Sweden’s former chief epidemiologist Anders Tegnell has described criticism of his Covid-19 approach as “exaggerated”, after a Swedish newspaper presented statistics it says vindicates his light-touch strategy.
While the rest of Europe responded to the pandemic with lockdowns, school closures, face masks and widespread testing, Mr Tegnell (67) pushed a strategy of few restrictions in Sweden.
Initially highly popular at home, the Tegnell approach increasingly divided public opinion both there and across Europe, with critics pointing out that Sweden had more Covid-19 deaths than its Nordic neighbours combined.
A final state report logged 13,000 Covid deaths in Sweden, more than five times the 2,500 deaths in neighbouring Norway, with half the population.
In recent months Mr Tegnell has disappeared from public view. A planned job at the World Health Organisation fell through and he remains a controversial figure in expert circles.
Now the newspaper Svenska Dagbladet claims Sweden fared better in the pandemic than previously claimed, based on Sweden’s 2020-2022 excess mortality data, which shows how many more people than expected die during a period.
Usually about 90,000 Swedes die annually but in 2020 some 98,000 deaths were registered. Official numbers from Sweden’s statistics office show deaths dropped to 92,000 in 2021 and just under 95,000 in 2022.
“Figures for excess mortality in Europe during the first three years of the pandemic show that Sweden ranks lowest in the entire EU, and in the Nordics, during this period,” wrote Svenska Dagbladet.
With these numbers the newspaper approached Mr Tegnell, asking if his light-touch pandemic approach was right after all.
After recalling the tragedy of lives lost, and the limitations of excess mortality data, Mr Tegnell added: “In any case, when it comes to this measure, Sweden has obviously done quite well.”
“I don’t think it would have made a big difference to the spread of infection if, for example, we had been quicker in limiting the number of spectators at larger events,” he said.
Asked whether fewer people would have died in spring 2020 if his organisation had intervened more quickly and decisively, he said it was “an impossible question to answer”.
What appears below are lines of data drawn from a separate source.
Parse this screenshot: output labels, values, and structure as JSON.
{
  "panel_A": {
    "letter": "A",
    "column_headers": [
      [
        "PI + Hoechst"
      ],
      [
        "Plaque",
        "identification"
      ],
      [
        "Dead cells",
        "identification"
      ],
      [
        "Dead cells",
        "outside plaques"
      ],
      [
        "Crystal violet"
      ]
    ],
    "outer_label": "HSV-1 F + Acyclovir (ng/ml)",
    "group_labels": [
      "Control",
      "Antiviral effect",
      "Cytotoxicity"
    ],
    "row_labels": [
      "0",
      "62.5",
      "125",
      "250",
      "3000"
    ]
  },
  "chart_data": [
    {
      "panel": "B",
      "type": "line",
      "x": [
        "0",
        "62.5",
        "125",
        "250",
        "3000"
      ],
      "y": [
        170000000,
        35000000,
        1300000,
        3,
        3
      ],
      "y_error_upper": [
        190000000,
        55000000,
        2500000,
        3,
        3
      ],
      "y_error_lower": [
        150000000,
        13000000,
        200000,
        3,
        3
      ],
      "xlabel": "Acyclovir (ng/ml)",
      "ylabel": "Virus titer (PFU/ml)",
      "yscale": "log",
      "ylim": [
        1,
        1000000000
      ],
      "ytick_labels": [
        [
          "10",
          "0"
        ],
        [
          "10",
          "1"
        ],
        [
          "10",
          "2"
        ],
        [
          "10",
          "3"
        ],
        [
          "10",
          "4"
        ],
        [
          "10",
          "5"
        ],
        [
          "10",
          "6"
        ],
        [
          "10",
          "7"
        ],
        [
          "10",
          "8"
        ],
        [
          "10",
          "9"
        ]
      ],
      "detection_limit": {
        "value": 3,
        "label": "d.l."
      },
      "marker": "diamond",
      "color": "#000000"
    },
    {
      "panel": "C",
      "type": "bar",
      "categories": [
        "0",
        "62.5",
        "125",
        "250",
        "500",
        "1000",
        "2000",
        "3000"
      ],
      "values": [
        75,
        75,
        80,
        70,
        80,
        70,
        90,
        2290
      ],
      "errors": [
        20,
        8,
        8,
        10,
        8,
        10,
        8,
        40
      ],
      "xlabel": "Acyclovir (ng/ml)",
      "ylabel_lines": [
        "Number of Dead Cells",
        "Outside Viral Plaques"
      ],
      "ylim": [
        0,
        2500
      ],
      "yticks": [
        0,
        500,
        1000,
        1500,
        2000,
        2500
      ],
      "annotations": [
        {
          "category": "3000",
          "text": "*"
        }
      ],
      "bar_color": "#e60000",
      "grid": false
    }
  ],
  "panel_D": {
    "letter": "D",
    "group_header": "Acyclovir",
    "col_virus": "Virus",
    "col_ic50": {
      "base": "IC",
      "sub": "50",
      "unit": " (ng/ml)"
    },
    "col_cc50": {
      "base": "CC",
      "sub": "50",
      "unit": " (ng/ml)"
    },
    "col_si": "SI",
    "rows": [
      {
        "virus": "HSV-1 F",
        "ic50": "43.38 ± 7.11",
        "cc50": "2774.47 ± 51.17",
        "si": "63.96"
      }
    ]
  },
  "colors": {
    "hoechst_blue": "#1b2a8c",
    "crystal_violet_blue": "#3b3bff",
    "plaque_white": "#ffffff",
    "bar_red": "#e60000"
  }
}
“I don’t even think with the data we have today we can answer that, because we still know very little about the effects the measures had,” he said.
Sweden’s approach had benefits not immediately visible, he said, from lower levels of domestic violence, continued medical care for cancer patients and others and none of the child development issues seen in countries that chose lockdowns and school closures.
Two official studies last year were scathing of Sweden’s “late and not very powerful measures that failed to significantly limit the spread of infection”.
“Between 10,000 and 12,000 lives were lost in Sweden due to the Swedish government’s inaction,” argued one critical analysis, Sweden’s Pandemic Experiment.
After three intense years, at times living with police protection, Mr Tegnell said he was satisfied “that we did a good job”.
“You can’t just have a narrow virus perspective,” he said. “You have to understand how a society works.”